Arabanın içinin kan koktuğuna, her yerde kan izleri olduğuna dikkat çeken Şimşek, şöyle devam etti: “Belli ki böyle çok insan taşımışlar. Sidik ve insan dışkısı her yerde. Bu arada en kötü ihtimal bizi deport merkezine götürürler, avukatlar bizi alır diye düşünüyordum. Araç çok hızlı ilerliyordu. Engebeli bir araziydi. Bu arada iki kere durdular, her iki sefer de şoför değişti. Kapıda kalan küçük bir boşluktan gördük bunu. O an, ‘Bizi öldürecekler’ diye düşündüm. En az bir saat daha yol gittik. Durdular bir yerde. Orada biri Türkçe konuştu. Bizi indirdiler, bir baktım suyun kenarındayız. Etrafımızda yüzü maskeli adamlar vardı. Bizi öldürüp suya atacaklar sandım. Durumumu Türkçe anlatmaya başladım. 'Bu yaptığınız hak ihlali, bunları yapmayın, Türkiye'de size dava açarlar’ dedim. Bunu der demez beni dipçiklerle darp etmeye başladılar.  Korkunç anlardı. Dicle’yi bota attılar, ben hala bağırıyordum. Türkçe konuşan, sus işareti yapıp, 'Öleceksin' dedi. Botta iki siyahi vardı, onlar kullanıyordu. Bize korkuyla bakıyorlardı. Kol çantalarımızı vermediler ama sırt çantamızı bota attılar. Beni de sonra bota attılar. Ancak sadece kıyafetlerimizi verdiler. Resmi tüm belgelerimiz, elektronik eşyalarımız ve paralarımız alınmıştı. Direndim ancak beni de bota attılar. Karşıdan da Türkiye askerini görüyordum. Yolu yarılamıştık ki karşı kıyıda kalanlardan biri siyahilerden birine suya at işareti yapınca bir anda kendimi suda buldum. Ancak bottaki küreklerden birini kapmayı basardım. Onlar küreği almaya çalışırken ben kendimi kıyıya yaklaştırmaya çalışıyordum. Küreği benden almayı başarıp uzaklaştılar. Ayaklarımdan faydalanıp kıyıya ulaştım. O sırada Dicle beni kıyıya çekti. Öyle kıyıya çıktık. Askere teslim olduk. Dicle Türkçe bilmiyordu. Durumumuzu anlattım. İpsala Sınır Karakolu bizi aldı. Oradan beni yurtdışı çıkış yasağını ihlal ettiğim için tutuklayıp Edirne Hapishanesi’ne koydular. Dicle karakolda kaldı. Dicle’nin de mülteci kampına gönderileceğini söylediler.”
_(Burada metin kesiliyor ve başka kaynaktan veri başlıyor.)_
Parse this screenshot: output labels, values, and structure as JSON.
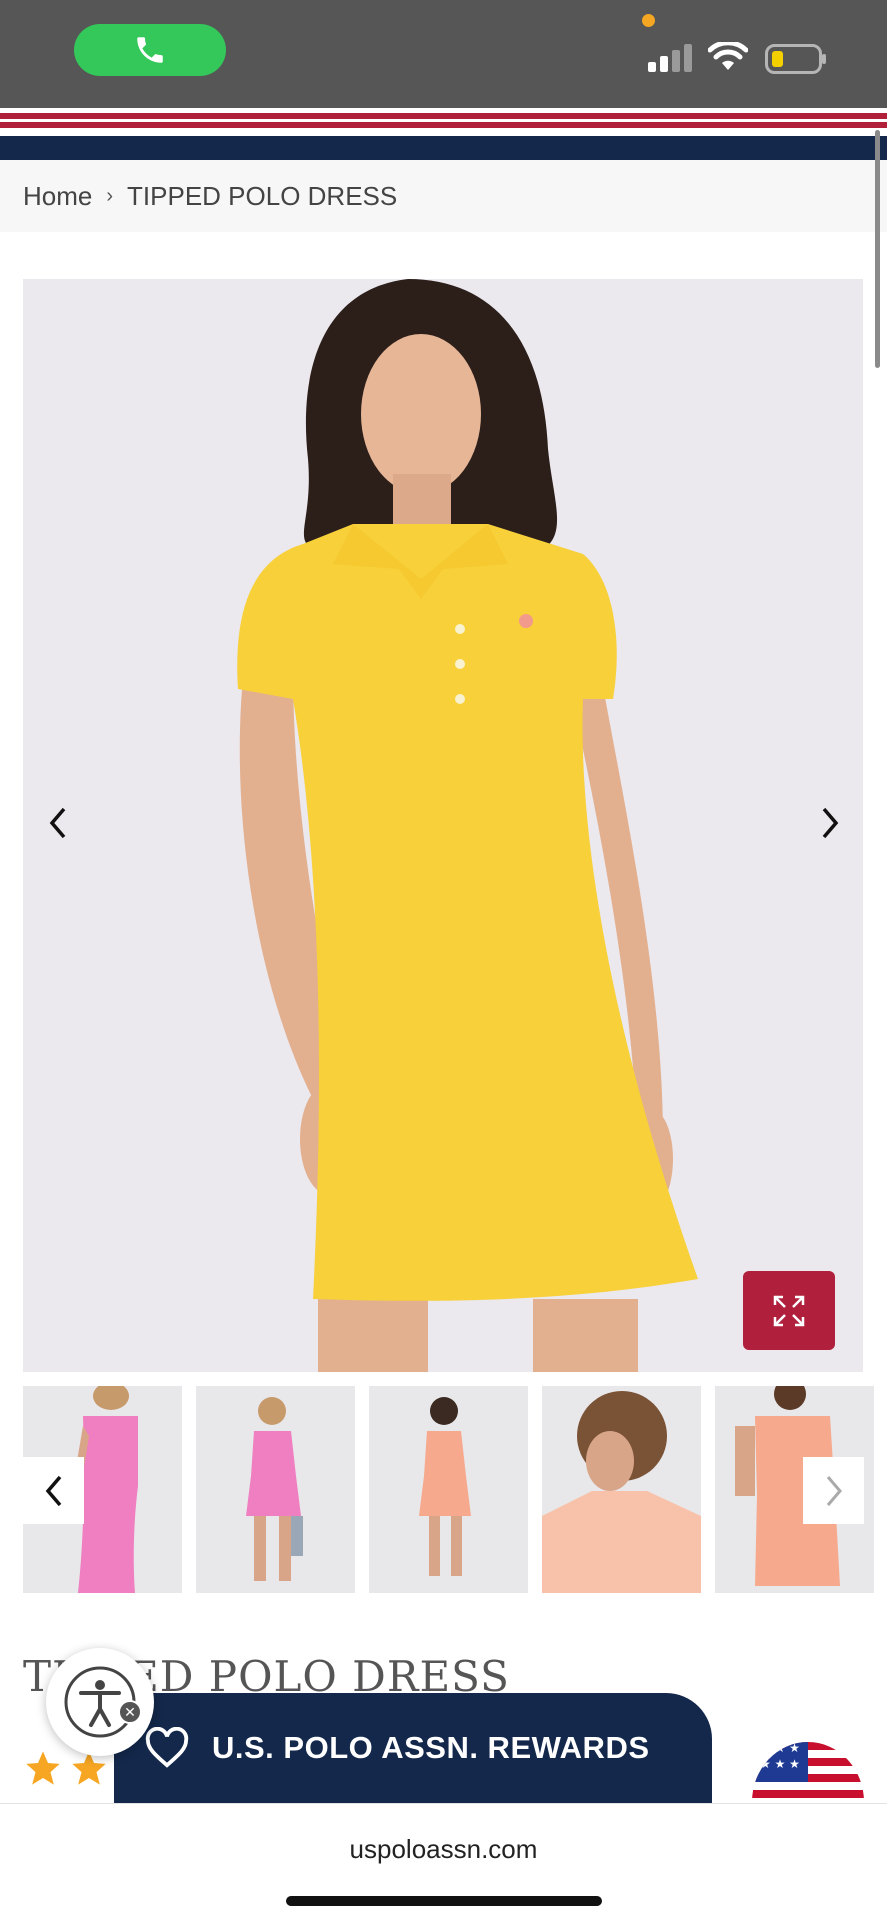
{
  "breadcrumb": {
    "home": "Home",
    "separator": "›",
    "current": "TIPPED POLO DRESS"
  },
  "product": {
    "title": "TIPPED POLO DRESS",
    "rating_stars": 2,
    "main_image": "yellow tipped polo dress on model",
    "thumbnails": [
      "pink dress side view",
      "pink dress full body",
      "peach dress full body",
      "peach dress collar detail",
      "peach dress back view"
    ]
  },
  "rewards": {
    "label": "U.S. POLO ASSN. REWARDS",
    "icon": "heart-icon"
  },
  "browser": {
    "url": "uspoloassn.com"
  },
  "colors": {
    "navy": "#13284b",
    "red": "#b01f3b",
    "dress_yellow": "#f7d03a",
    "call_green": "#34c759",
    "star": "#f6a623"
  },
  "icons": {
    "call": "phone-icon",
    "prev": "chevron-left-icon",
    "next": "chevron-right-icon",
    "zoom": "expand-icon",
    "accessibility": "accessibility-icon",
    "flag": "us-flag-icon"
  }
}
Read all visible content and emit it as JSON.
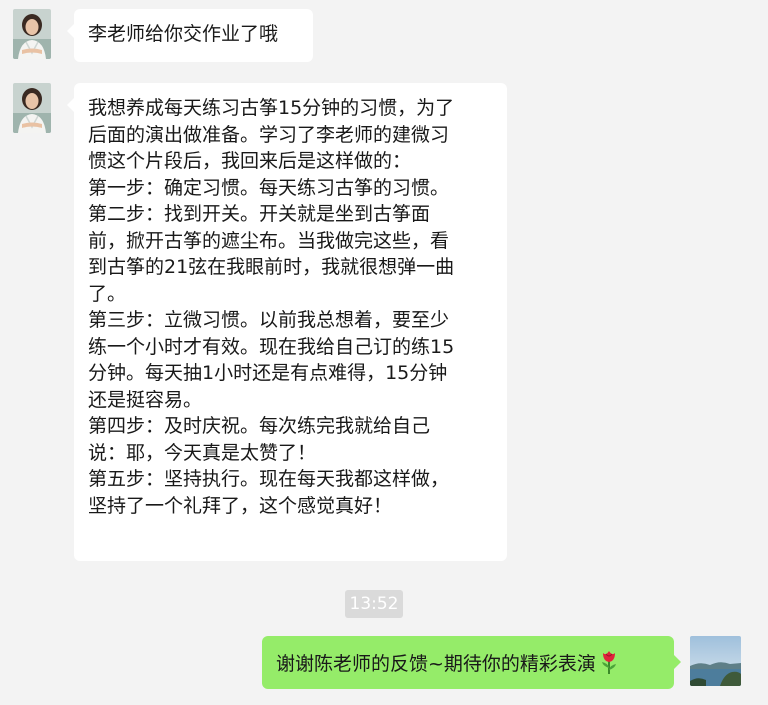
{
  "messages": [
    {
      "sender": "other",
      "lines": [
        "李老师给你交作业了哦"
      ]
    },
    {
      "sender": "other",
      "lines": [
        "我想养成每天练习古筝15分钟的习惯，为了",
        "后面的演出做准备。学习了李老师的建微习",
        "惯这个片段后，我回来后是这样做的：",
        "第一步：确定习惯。每天练习古筝的习惯。",
        "第二步：找到开关。开关就是坐到古筝面",
        "前，掀开古筝的遮尘布。当我做完这些，看",
        "到古筝的21弦在我眼前时，我就很想弹一曲",
        "了。",
        "第三步：立微习惯。以前我总想着，要至少",
        "练一个小时才有效。现在我给自己订的练15",
        "分钟。每天抽1小时还是有点难得，15分钟",
        "还是挺容易。",
        "第四步：及时庆祝。每次练完我就给自己",
        "说：耶，今天真是太赞了！",
        "第五步：坚持执行。现在每天我都这样做，",
        "坚持了一个礼拜了，这个感觉真好！"
      ]
    },
    {
      "sender": "self",
      "text": "谢谢陈老师的反馈~期待你的精彩表演"
    }
  ],
  "timestamp": "13:52",
  "icons": {
    "reply_emoji": "rose-icon",
    "other_avatar": "teacher-avatar",
    "self_avatar": "landscape-avatar"
  },
  "colors": {
    "background": "#f3f3f3",
    "bubble_other": "#ffffff",
    "bubble_self": "#95ec69",
    "timestamp_bg": "#dadada"
  }
}
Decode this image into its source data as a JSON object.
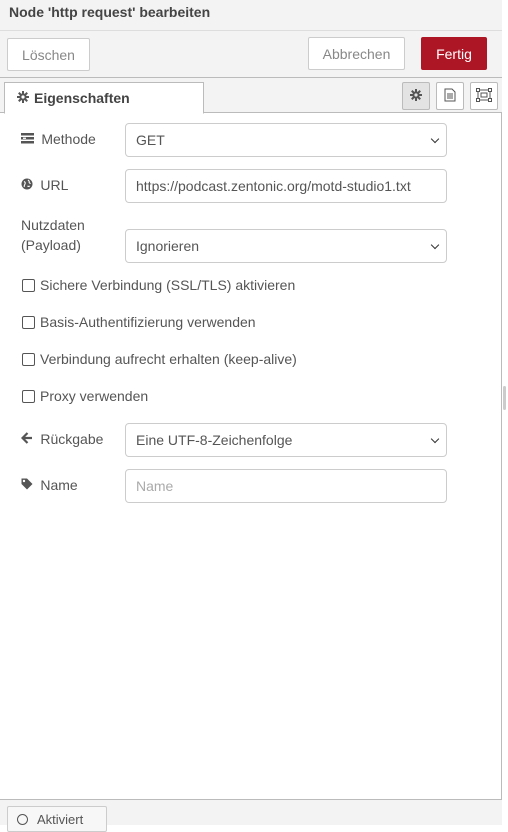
{
  "dialog": {
    "title": "Node 'http request' bearbeiten",
    "buttons": {
      "delete": "Löschen",
      "cancel": "Abbrechen",
      "done": "Fertig"
    },
    "accent": "#ad1625"
  },
  "tabs": [
    {
      "label": "Eigenschaften",
      "icon": "gear-icon"
    }
  ],
  "toolbar_icons": [
    "gear-icon",
    "description-icon",
    "appearance-icon"
  ],
  "form": {
    "method": {
      "label": "Methode",
      "icon": "list-icon",
      "value": "GET"
    },
    "url": {
      "label": "URL",
      "icon": "globe-icon",
      "value": "https://podcast.zentonic.org/motd-studio1.txt"
    },
    "payload": {
      "label_line1": "Nutzdaten",
      "label_line2": "(Payload)",
      "value": "Ignorieren"
    },
    "checkboxes": [
      {
        "label": "Sichere Verbindung (SSL/TLS) aktivieren",
        "checked": false
      },
      {
        "label": "Basis-Authentifizierung verwenden",
        "checked": false
      },
      {
        "label": "Verbindung aufrecht erhalten (keep-alive)",
        "checked": false
      },
      {
        "label": "Proxy verwenden",
        "checked": false
      }
    ],
    "return": {
      "label": "Rückgabe",
      "icon": "arrow-left-icon",
      "value": "Eine UTF-8-Zeichenfolge"
    },
    "name": {
      "label": "Name",
      "icon": "tag-icon",
      "value": "",
      "placeholder": "Name"
    }
  },
  "footer": {
    "toggle_label": "Aktiviert"
  }
}
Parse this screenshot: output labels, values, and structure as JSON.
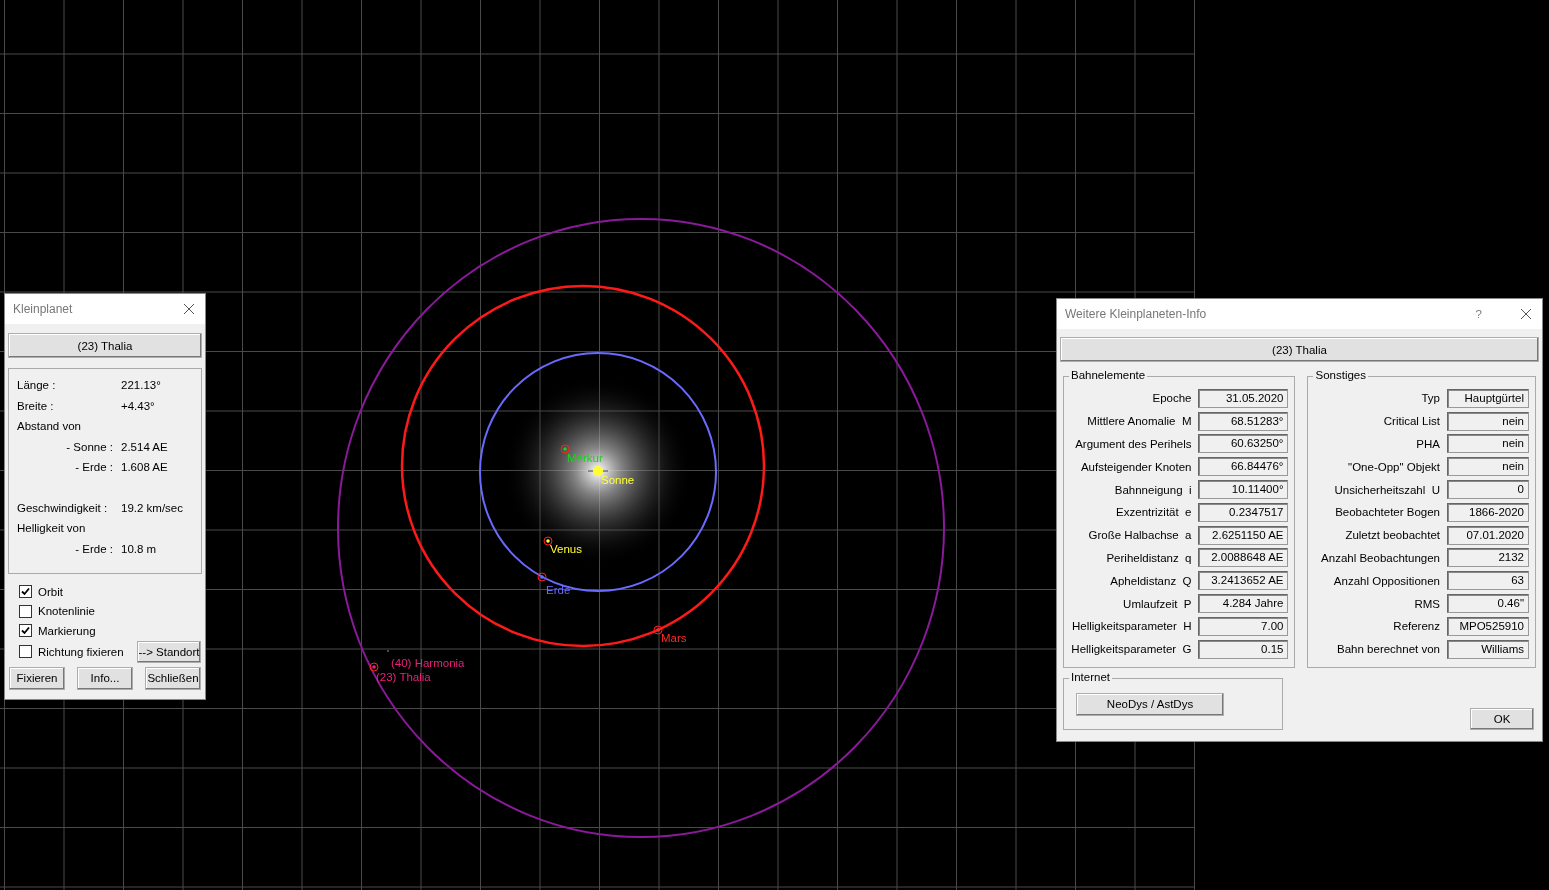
{
  "map": {
    "orbits": [
      {
        "color": "#6a6aff"
      },
      {
        "color": "#ff1a1a"
      },
      {
        "color": "#8a1a9a"
      }
    ],
    "bodies": [
      {
        "label": "Merkur",
        "color": "#1fd01f"
      },
      {
        "label": "Sonne",
        "color": "#ffff33"
      },
      {
        "label": "Venus",
        "color": "#ffff33"
      },
      {
        "label": "Erde",
        "color": "#6a6aff"
      },
      {
        "label": "Mars",
        "color": "#ff2a2a"
      },
      {
        "label": "(40) Harmonia",
        "color": "#e8207a"
      },
      {
        "label": "(23) Thalia",
        "color": "#e8207a"
      }
    ]
  },
  "small_body_window": {
    "title": "Kleinplanet",
    "object": "(23) Thalia",
    "rows": [
      {
        "kind": "row",
        "label": "Länge :",
        "value": "221.13°"
      },
      {
        "kind": "row",
        "label": "Breite :",
        "value": "+4.43°"
      },
      {
        "kind": "heading",
        "label": "Abstand von"
      },
      {
        "kind": "sub",
        "label": "-  Sonne :",
        "value": "2.514 AE"
      },
      {
        "kind": "sub",
        "label": "-  Erde :",
        "value": "1.608 AE"
      },
      {
        "kind": "row",
        "label": "Geschwindigkeit :",
        "value": "19.2 km/sec"
      },
      {
        "kind": "heading",
        "label": "Helligkeit von"
      },
      {
        "kind": "sub",
        "label": "-  Erde :",
        "value": "10.8 m"
      }
    ],
    "options": [
      {
        "label": "Orbit",
        "checked": true
      },
      {
        "label": "Knotenlinie",
        "checked": false
      },
      {
        "label": "Markierung",
        "checked": true
      },
      {
        "label": "Richtung fixieren",
        "checked": false
      }
    ],
    "side_button": "--> Standort",
    "buttons": [
      "Fixieren",
      "Info...",
      "Schließen"
    ]
  },
  "info_window": {
    "title": "Weitere Kleinplaneten-Info",
    "help": "?",
    "object": "(23) Thalia",
    "orbit_elements": {
      "title": "Bahnelemente",
      "rows": [
        {
          "label": "Epoche",
          "value": "31.05.2020"
        },
        {
          "label": "Mittlere Anomalie  M",
          "value": "68.51283°"
        },
        {
          "label": "Argument des Perihels",
          "value": "60.63250°"
        },
        {
          "label": "Aufsteigender Knoten",
          "value": "66.84476°"
        },
        {
          "label": "Bahnneigung  i",
          "value": "10.11400°"
        },
        {
          "label": "Exzentrizität  e",
          "value": "0.2347517"
        },
        {
          "label": "Große Halbachse  a",
          "value": "2.6251150 AE"
        },
        {
          "label": "Periheldistanz  q",
          "value": "2.0088648 AE"
        },
        {
          "label": "Apheldistanz  Q",
          "value": "3.2413652 AE"
        },
        {
          "label": "Umlaufzeit  P",
          "value": "4.284 Jahre"
        },
        {
          "label": "Helligkeitsparameter  H",
          "value": "7.00"
        },
        {
          "label": "Helligkeitsparameter  G",
          "value": "0.15"
        }
      ]
    },
    "other": {
      "title": "Sonstiges",
      "rows": [
        {
          "label": "Typ",
          "value": "Hauptgürtel"
        },
        {
          "label": "Critical List",
          "value": "nein"
        },
        {
          "label": "PHA",
          "value": "nein"
        },
        {
          "label": "\"One-Opp\" Objekt",
          "value": "nein"
        },
        {
          "label": "Unsicherheitszahl  U",
          "value": "0"
        },
        {
          "label": "Beobachteter Bogen",
          "value": "1866-2020"
        },
        {
          "label": "Zuletzt beobachtet",
          "value": "07.01.2020"
        },
        {
          "label": "Anzahl Beobachtungen",
          "value": "2132"
        },
        {
          "label": "Anzahl Oppositionen",
          "value": "63"
        },
        {
          "label": "RMS",
          "value": "0.46\""
        },
        {
          "label": "Referenz",
          "value": "MPO525910"
        },
        {
          "label": "Bahn berechnet von",
          "value": "Williams"
        }
      ]
    },
    "internet": {
      "title": "Internet",
      "button": "NeoDys / AstDys"
    },
    "ok": "OK"
  }
}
‘HAPİSHANEDE ÇIPLAK ARAMA YAPILDI’

Edirne Hapishanesi’ne götürüldüklerinde de çıplak arama yapıldığını belirten Şimşek, “Hapishanenin durumu içler acısı. 200 yıllık hapishane ve koşullar çok kötü. Beni 'FETÖ' dolayısıyla tutuklu kadınların yanlarına koydular. Onlar asla isimlerinin açıklanmasını istemiyor. Ancak hemen hepsi defalarca çıplak aramaya maruz kalmış. Birinin 15 yasındaki çocuğuna ters kelepçe yapılmış. Başka birine çıplak arama yapılırken çocukları da yanındaymış. Yunanistan’dan deport edilenlerin bizlerle benzer şeyler yaşadıklarını öğrendim onlardan. Ben bu hapishanede 7 gün kaldıktan sonra 6 Temmuz’da SEGBİS’le Malatya’daki mahkemeye bağlandım. Mahkeme, haftada 3 gün karakola imza atmam şartı ve yurt dışı yasağımın devam etmesi koşulu ile duruşmamı 21 Eylül 2021’e erteleyerek beni serbest bıraktı. Serbest kaldıktan birkaç gün sonra Dicle’nin de tutuklandığını öğrendim. Benden alınan cihazlarımın hepsi benim adıma Türkiye'de faturalıdır ve İP adreslerine ulaşılıp nerelerde oldukları tespit edilebilir. Ailem ve arkadaşlarımdan öğrendiğim kadarıyla telefonum 30 Haziran günü saat 11.00 a kadar ulaşılır durumdaymış. Kullandığım telefon hattı benim adımadır ve en son kullanılan konum bilgisine çok rahat ulaşılabilinir. Hattımı sınırı geçer geçmez Yunanistan da kullanıma açmış ve ücretlendirmeye tabi tutulmuştum. Bu bağlamda tüm bunları yaşadığımız saatler göz önünde tutularak gerekli girişimler yapıldığı takdirde bizi alan resmi Yunan polislerinin kimliklerine ulaşılabilirler. Şahısların yüzlerini hala çok net bir şekilde hatırlıyorum. Uluslararası ceza mahkemelerine ve BM’ye başvurmak için Eren Keskin hocamla dosya doldurduk. Davayı başlattık. Bunun peşini bırakmayacağız. Kim bilir kimler neler yaşamıştır. Bundan daha kötüsü yaşayanlar vardır. Yunanistan uluslararası mahkemelerde cezalandırılmalı. Yunanistan tarafından Türkiye tarafına atılan herkesin telefonuna, parasına, elektronik cihazlarına, kimliklerine, pasaportlarına, benim ve Dicle’nin de dahil olmak üzere herkesin her şeyine el konuluyor. Aynı zamanda gasp için suç duyurusunda bulunacağım. Bizden alınan hiçbir şey geri verilmedi."